The offseason is inevitably a period of projection and speculation, which makes it the ideal time to ponder the hypotheticals that the Pittsburgh Steelers will face over the course of the next year, whether it is addressing free agency, the draft, performance on the field, or some more ephemeral topic.
That is what I will look to address in our Buy or Sell series. In each installment, I will introduce a topic statement and weigh some of the arguments for either buying it (meaning that you agree with it or expect it to be true) or selling it (meaning you disagree with it or expect it to be false).
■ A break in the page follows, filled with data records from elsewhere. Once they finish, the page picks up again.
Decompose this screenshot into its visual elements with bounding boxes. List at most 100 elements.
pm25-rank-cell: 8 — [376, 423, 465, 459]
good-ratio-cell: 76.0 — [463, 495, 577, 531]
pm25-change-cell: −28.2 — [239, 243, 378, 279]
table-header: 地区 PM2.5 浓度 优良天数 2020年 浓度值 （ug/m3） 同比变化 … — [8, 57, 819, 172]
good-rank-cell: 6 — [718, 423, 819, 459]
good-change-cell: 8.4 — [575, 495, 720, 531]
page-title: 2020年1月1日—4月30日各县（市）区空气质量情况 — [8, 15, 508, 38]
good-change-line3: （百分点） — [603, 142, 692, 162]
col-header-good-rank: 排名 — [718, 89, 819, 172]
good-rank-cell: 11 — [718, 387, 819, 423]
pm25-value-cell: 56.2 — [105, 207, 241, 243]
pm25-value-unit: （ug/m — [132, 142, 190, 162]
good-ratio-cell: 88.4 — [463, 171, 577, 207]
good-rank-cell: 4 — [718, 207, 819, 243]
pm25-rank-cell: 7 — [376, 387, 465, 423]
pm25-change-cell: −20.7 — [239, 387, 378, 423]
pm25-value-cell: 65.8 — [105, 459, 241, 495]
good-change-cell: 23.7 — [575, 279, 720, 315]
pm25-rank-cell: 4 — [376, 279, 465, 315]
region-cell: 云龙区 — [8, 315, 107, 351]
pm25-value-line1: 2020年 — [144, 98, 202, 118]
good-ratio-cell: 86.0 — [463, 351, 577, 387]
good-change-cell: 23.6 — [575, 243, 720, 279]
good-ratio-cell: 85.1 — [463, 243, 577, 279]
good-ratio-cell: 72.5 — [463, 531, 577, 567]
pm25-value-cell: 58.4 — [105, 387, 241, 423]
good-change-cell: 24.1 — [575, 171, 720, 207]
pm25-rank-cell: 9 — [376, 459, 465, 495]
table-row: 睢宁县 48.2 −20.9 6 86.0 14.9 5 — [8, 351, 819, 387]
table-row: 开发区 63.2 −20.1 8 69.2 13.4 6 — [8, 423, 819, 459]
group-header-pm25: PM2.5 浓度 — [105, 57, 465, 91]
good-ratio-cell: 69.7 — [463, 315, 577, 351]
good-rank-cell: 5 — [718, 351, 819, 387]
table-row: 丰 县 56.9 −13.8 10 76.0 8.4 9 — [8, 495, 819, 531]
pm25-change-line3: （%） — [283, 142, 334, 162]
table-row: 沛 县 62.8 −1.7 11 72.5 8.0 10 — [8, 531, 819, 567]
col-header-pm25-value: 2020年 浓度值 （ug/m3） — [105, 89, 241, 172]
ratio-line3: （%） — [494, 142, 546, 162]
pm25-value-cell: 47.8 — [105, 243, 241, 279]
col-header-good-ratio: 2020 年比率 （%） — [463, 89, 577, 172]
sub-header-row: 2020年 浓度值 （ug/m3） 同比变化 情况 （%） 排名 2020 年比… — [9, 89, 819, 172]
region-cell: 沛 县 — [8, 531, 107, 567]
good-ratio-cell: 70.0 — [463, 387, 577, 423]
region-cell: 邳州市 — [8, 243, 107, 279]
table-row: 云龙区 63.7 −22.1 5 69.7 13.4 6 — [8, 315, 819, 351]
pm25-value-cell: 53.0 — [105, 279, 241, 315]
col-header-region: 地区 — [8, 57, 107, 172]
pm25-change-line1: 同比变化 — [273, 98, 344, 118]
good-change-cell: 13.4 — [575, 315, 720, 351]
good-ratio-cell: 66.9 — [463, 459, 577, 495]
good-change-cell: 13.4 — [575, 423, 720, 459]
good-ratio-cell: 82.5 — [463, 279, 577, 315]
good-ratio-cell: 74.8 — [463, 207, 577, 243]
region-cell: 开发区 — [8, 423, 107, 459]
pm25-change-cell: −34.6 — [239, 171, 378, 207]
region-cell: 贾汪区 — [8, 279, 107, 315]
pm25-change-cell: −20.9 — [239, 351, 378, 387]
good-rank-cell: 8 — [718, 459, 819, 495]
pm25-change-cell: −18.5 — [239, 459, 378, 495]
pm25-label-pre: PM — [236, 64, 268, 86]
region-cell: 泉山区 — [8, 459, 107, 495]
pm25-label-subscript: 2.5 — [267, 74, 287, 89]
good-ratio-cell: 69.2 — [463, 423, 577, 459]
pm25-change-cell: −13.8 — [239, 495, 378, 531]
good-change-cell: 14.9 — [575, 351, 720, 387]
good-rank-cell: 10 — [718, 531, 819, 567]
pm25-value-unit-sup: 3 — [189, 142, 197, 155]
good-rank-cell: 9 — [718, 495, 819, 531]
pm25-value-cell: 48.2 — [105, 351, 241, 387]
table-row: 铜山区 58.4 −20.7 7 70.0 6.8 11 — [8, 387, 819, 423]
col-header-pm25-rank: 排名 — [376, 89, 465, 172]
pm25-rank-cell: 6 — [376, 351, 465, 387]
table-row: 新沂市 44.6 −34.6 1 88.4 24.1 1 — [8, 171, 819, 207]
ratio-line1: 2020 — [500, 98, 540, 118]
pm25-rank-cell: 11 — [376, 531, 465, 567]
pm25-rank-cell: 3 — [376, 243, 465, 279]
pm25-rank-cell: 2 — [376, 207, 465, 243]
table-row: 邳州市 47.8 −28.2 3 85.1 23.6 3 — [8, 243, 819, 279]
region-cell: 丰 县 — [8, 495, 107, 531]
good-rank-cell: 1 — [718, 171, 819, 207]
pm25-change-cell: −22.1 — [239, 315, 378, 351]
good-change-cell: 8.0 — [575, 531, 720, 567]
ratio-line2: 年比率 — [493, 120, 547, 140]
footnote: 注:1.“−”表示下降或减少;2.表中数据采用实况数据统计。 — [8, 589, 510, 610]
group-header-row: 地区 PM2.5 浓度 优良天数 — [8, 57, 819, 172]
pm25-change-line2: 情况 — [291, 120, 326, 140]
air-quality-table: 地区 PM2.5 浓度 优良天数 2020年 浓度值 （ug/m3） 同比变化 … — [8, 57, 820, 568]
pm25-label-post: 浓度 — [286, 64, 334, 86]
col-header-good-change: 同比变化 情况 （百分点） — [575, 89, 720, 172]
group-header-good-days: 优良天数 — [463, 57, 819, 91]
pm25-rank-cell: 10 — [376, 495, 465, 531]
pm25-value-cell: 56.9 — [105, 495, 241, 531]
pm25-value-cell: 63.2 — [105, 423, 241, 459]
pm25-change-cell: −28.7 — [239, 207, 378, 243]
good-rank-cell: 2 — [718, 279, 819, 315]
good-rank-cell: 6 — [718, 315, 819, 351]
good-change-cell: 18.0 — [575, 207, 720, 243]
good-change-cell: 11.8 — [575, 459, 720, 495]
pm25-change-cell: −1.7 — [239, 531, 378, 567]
The range of topics will be intentionally wide, from the general to the specific, from the immediate to that in the far future. And as we all tend to have an opinion on just about everything, I invite you to share your own each morning on the topic statement of the day.
Topic Statement: T.J. Watt will outperform J.J. Watt for the first game they are ever on the field together.
Explanation: Today marks the first time in the lives of T.J. Watt and his oldest brother J.J. in which they will have the opportunity to participate competitively in the same game. While the Steelers played the Texans recently, J.J. was injured for that game. While J.J. is still a high-quality player, T.J. has more than established himself at this point as well, and both are cornerstones of their respective defenses.
Nobody is getting into the backfield the way T.J. is right now. He is the only player in the NFL who is beating his man at the line of scrimmage nearly a third of the time. J.J. has two sacks coming into today’s game, but he is not generating the same level of play-to-play performance.
And the Steelers have a better front four and blitzing scheme that does a better job of putting T.J. in position to make plays. Additionally, their offensive line is better than that of the Texans’, which has allowed Deshaun Watson to be sacked eight times in the first two weeks.
Even if T.J. manages more sacks, which isn’t a guarantee, a lot more goes into it than that. J.J. is one of the strongest interior defenders in the NFL and is capable of taking over games. And he’s going up against David DeCastro coming back from a knee injury and Chukwuma Okorafor still new to the lineup.
While Watson does take his fair share of sacks—perhaps more than his fair share—Roethlisberger gets the ball out quickly, so actual productivity numbers don’t necessarily directly translate into determining who performed better.
Neither one of them actually have particularly high tackle totals. T.J. does have an interception. But really, any measure of determining who performed better than the other, unless it’s clear and obvious, will have to come down to actually watching the tape and seeing what impact they truly had on the game.